Saturday, February 12, 2011

Northwest Branch- Roof Area

The Roof Area at Northwest Branch is located almost directly across the river from the main parking lot (see map).  It has several good lines on the three main boulders, though landings can be a bit dangerous so pads and spotters are highly recommended.

The most direct way to reach the area is to hop across the rocks just above the small waterfall.  A slightly longer, but safer approach is to walk back to the road, cross the river on the nice sidewalk, then turn back into the woods near the pipeline.  There is usually a wooden beam crossing the steep stream bed, connecting to a path that goes downriver.  Follow this until you're directly across from the parking lot and walk down the hill to the boulders.

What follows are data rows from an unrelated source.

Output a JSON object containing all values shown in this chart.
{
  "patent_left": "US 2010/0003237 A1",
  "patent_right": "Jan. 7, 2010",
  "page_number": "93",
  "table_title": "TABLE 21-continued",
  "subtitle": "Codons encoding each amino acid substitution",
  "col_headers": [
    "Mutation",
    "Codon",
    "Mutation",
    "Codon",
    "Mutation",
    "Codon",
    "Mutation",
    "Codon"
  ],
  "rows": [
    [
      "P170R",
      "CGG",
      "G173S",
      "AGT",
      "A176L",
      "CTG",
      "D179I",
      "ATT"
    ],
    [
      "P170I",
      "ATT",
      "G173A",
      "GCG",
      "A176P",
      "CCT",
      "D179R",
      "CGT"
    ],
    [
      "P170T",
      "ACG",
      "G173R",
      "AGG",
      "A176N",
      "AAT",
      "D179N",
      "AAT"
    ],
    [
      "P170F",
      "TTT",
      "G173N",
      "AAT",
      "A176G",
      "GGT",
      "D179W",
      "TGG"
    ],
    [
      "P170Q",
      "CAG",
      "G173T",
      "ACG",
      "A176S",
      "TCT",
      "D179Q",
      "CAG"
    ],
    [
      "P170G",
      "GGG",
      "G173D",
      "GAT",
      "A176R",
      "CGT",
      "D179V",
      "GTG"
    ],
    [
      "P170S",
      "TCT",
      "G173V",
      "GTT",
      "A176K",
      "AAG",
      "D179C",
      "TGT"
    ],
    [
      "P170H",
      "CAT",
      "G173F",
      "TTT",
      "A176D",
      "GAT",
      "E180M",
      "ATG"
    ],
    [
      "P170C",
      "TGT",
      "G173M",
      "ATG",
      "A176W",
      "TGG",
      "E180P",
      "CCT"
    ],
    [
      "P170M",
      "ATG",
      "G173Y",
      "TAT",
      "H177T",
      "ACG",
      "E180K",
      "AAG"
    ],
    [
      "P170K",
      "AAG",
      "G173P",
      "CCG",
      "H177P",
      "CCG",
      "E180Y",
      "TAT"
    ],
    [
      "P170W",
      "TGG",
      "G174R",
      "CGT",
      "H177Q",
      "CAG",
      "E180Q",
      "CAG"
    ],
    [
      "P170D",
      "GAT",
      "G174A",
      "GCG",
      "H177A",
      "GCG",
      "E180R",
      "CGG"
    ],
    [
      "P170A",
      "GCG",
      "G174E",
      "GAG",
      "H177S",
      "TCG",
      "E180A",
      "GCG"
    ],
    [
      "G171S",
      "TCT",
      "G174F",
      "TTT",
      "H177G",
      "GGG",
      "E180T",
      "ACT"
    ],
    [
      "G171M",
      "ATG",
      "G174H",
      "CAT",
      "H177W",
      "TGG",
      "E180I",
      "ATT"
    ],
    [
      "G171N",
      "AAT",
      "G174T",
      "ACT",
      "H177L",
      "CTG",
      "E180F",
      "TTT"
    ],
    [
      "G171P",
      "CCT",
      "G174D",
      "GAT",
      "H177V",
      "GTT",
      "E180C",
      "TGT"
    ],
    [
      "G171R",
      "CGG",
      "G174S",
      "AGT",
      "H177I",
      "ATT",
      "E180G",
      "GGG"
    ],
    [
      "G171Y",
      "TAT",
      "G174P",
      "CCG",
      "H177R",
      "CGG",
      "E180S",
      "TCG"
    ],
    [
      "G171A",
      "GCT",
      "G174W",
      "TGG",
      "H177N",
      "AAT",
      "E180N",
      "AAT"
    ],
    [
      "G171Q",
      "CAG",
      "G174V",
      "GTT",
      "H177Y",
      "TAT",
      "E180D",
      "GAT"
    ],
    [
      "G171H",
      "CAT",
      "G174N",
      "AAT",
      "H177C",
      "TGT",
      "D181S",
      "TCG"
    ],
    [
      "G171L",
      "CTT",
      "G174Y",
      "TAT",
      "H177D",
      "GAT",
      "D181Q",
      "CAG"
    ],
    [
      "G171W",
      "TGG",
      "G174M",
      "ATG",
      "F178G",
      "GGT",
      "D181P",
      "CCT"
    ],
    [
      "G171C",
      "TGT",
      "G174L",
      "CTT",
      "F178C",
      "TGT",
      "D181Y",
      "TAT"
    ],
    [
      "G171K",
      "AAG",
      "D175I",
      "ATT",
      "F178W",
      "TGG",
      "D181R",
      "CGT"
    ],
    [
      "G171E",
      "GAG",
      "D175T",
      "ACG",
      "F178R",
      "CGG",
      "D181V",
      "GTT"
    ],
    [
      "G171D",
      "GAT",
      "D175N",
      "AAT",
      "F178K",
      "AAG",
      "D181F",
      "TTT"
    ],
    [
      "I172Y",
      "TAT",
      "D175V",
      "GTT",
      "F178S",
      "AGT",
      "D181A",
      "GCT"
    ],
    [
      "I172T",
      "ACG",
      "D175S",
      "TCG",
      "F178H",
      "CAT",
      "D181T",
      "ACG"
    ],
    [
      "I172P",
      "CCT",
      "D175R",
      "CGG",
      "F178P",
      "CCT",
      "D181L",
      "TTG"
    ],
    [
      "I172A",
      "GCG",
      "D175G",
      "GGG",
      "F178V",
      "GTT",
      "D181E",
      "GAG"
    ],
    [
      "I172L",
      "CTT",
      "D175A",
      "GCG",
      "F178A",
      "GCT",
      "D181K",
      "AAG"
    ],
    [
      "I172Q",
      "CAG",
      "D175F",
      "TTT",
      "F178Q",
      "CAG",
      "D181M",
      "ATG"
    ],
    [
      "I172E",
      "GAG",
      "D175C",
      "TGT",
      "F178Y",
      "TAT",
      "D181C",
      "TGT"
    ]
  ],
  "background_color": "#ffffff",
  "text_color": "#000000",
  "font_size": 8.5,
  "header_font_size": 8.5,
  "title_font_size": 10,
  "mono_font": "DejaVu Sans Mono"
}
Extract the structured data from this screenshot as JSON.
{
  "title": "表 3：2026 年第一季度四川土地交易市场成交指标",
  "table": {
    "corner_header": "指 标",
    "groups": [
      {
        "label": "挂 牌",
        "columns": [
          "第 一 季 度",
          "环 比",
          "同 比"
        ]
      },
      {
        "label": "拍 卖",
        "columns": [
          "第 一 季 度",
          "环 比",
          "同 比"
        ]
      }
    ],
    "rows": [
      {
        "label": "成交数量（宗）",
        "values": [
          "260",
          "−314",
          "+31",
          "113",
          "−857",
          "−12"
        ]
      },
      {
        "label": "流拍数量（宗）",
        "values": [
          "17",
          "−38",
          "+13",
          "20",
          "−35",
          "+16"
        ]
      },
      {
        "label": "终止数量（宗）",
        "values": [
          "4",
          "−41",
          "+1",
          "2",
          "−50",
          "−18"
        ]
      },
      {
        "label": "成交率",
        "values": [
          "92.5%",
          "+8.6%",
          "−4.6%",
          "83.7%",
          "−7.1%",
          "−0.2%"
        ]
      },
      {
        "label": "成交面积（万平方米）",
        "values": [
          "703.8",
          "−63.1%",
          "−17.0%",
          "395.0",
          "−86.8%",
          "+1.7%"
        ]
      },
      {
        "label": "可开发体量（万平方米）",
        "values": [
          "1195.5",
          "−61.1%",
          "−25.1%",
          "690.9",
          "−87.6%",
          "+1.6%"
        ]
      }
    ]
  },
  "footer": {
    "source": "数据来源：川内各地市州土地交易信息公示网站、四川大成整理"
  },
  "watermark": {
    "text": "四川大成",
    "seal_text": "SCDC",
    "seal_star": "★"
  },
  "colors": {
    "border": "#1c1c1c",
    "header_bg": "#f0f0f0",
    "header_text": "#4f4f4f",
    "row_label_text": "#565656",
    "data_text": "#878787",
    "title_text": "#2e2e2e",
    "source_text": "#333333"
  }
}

The largest of these, the Big Roof Boulder has four great problems, and the smaller boulders at the base have a couple as well.

Big Roof Boulder (explanation of number symbols here)
1.  Crimptastic (V3):  Climb the crimps straight up.  Sharp but good.

2.  Crimptastic Sit (V6?):  Start low and right on a jug, and adds a few fun moves to link into Crimptastic, then top out the same.  Fun movement, but not easy on fingertips.

3.  Denim Devil (V0):  An arete that turns into a crack.  How often do you see that?

4.  Do It Or... Better Do It (V1):  Climb the slab up to the cracks in the roof, out to a dish on the lip, and top out through jugs.  See the boulder at the base?  See the name of the problem?  Guessing they're related...

Block Boulder (explanation of number symbols here)
5.  Give Me Lip (V7?):  Start far left on the lip and use it to traverse right into the face with Short But Sweet.  Then, no longer using the lip, link into Short But Sweet for the finish.

5a.  Give Me Thin Lips (?):  Same as above, but finish straight up after reaching the face, rather than continuing right for the linkup.

6.  Short But Sweet (V2):  Starting on low crimps, move up through good holds in the crack for the topout.  Arete is off.

6a.  Short And Easy (V0):  Same as above, but arete is on.

The Business Boulder (explanation of number symbols here)
7.  The Business (V6):  Start low on good underclings and climb out the arete through fun slopers.  Hard!  A fall into the rocky pit below would be pretty bad, but someone very helpfully built a platform for crashpads.  While it's definitely not the best example of leaving no trace, I'll admit I felt a lot safer with a stable pad under me!  See below for a closeup of the landing area...


cadaverchris said...

I think using drift wood in an area that floods out pretty regularly is still pretty low impact.

Robin said...

True. It'll all just end up in the pile down by Dirty Ernie anyway. Went down there yesterday and found out how much fun it is to walk down a pile of icy driftwood. Couldn't decide if it was safer to leave the way I came in or just throw my pad on my back and climb back out to the Tick!